I’m getting dizzy, both from the hunger and the anger that’s building up.
“You’re right. I should not be here. I’m going home.”
I stand up and start walking away from her, abandoning the few coins I’ve gotten so far, hoping that I’ll be able to come back for them, but Chieko steps forward and grabs my hand. I’m too stunned to speak.
“I know you won’t return to your boyfriend’s place. You expect me to walk away, and in a while you’ll come back and you’ll either continue to sit here, hoping that kind strangers will give you enough money so you can eat, or you’ll move to some other square in case I choose to come by again.”
“How do you…?”
This Chieko appeared out of nowhere holding one of my books, and she knows that I lived with my boyfriend. She hasn’t come across me by coincidence. But how would she know about those private details of my life? I never became famous enough that people would pry into my life like that.
“You are right,” I say somberly. “I can’t go home. I have nothing left.”
Chieko offers me an understanding smile.
“Because that boyfriend of yours cheated, didn’t he?”
My eyes widen. Chieko’s expression manifests that she’s aware that she shouldn’t know that information, but that she’ll open up if I give her the opportunity.
“Yes,” I confirm. “He did. He’s a bastard. He fucked several women, and I had enough. Who the hell are you, Chieko?”
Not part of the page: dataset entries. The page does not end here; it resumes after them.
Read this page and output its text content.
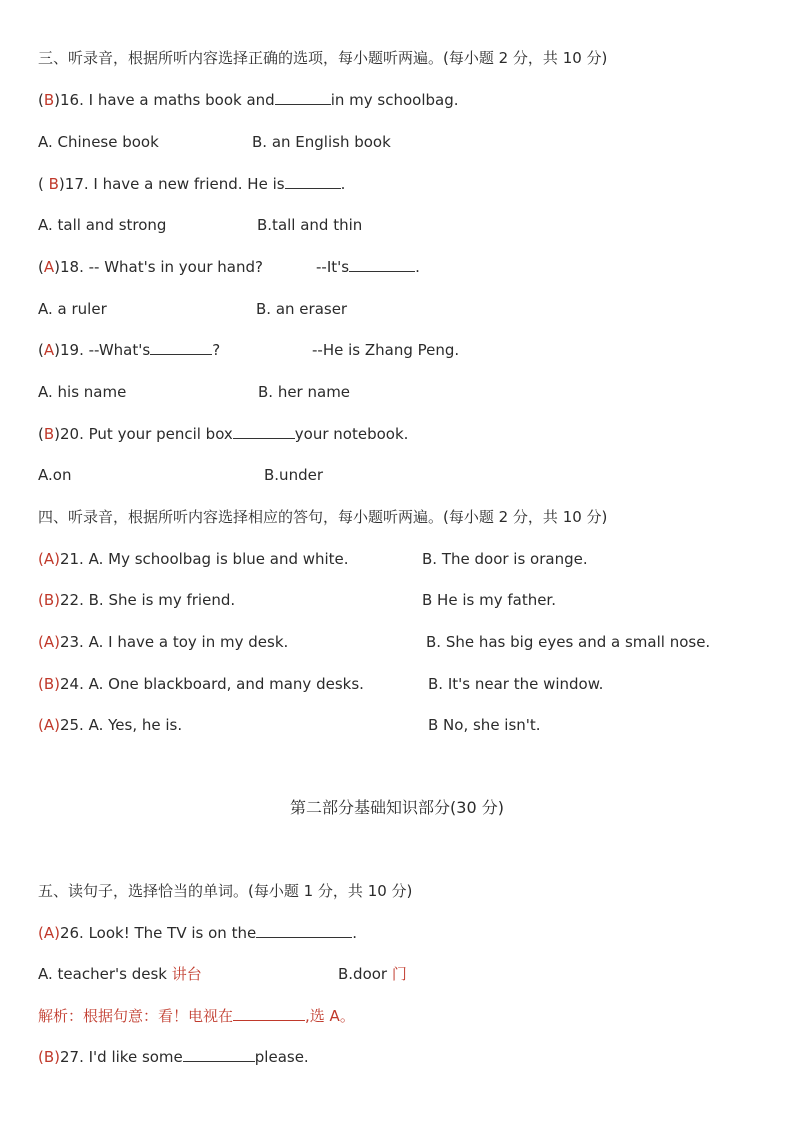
三、听录音，根据所听内容选择正确的选项，每小题听两遍。(每小题 2 分，共 10 分)
(B)16. I have a maths book and	in my schoolbag.
A. Chinese book	B. an English book
( B)17. I have a new friend. He is	.
A. tall and strong	B.tall and thin
(A)18. -- What's in your hand?	--It's	.
A. a ruler	B. an eraser
(A)19. --What's	?	--He is Zhang Peng.
A. his name	B. her name
(B)20. Put your pencil box	your notebook.
A.on	B.under
四、听录音，根据所听内容选择相应的答句，每小题听两遍。(每小题 2 分，共 10 分)
(A)21. A. My schoolbag is blue and white.	B. The door is orange.
(B)22. B. She is my friend.	B He is my father.
(A)23. A. I have a toy in my desk.	B. She has big eyes and a small nose.
(B)24. A. One blackboard, and many desks.	B. It's near the window.
(A)25. A. Yes, he is.	B No, she isn't.
第二部分基础知识部分(30 分)
五、读句子，选择恰当的单词。(每小题 1 分，共 10 分)
(A)26. Look! The TV is on the	.
A. teacher's desk 讲台	B.door 门
解析：根据句意：看！电视在	,选 A。
(B)27. I'd like some	please.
“I’m your friend, Izar. You’re not alone anymore.”
My nostrils dilate. I feel as if she’s pressing the tip of a knife against my belly.
“Hey, let me buy you some breakfast, alright?” Chieko insists. “You’ll need all the strength you can get.”

We don’t have to walk far. At the end of the large square, passing by the side of the cathedral, we cross the stone-paved, one-lane road. Chieko points at the outside seating area set up in a roundabout. It’s separated from the adjoined road by glass panels, and the tables are covered by patio umbrellas. The morning light is bathing the glass panels in gold.
“I think this is where we should eat,” Chieko says, smiling. “It looks very inviting.”
“It does, for sure. Not only too expensive for what I could afford in my circumstances: they also wouldn’t like me as a customer.”
Chieko pats me on the back of my coat. I narrow my shoulders.
“But you are with me, so that’s okay! I look quite fancy, don’t I?” she says. “And it will be much cheaper than a regular restaurant. Come, sit down, and let’s have breakfast together.”
I choose a table distanced from the two couples that are enjoying their coffees. I worry about them smelling my stink, as well as glancing at me. Once a chair supports my weight, I realize that Chieko, who has sat down in front of me, is looking up at the nearby cathedral. As she has her head turned, I notice a wart-like protuberance behind her ear, but I had just realized that it was made of a plastic-like material when Chieko turns her head towards me again.
“You aren’t from here, are you?” I ask her.
“Because I’m Asian?”
“Because you keep looking around as if you haven’t seen this part of the city before.”
Chieko smiles mischievously.
“You’re right. You are good at noticing things. That’s your nature as a writer, I’m sure.”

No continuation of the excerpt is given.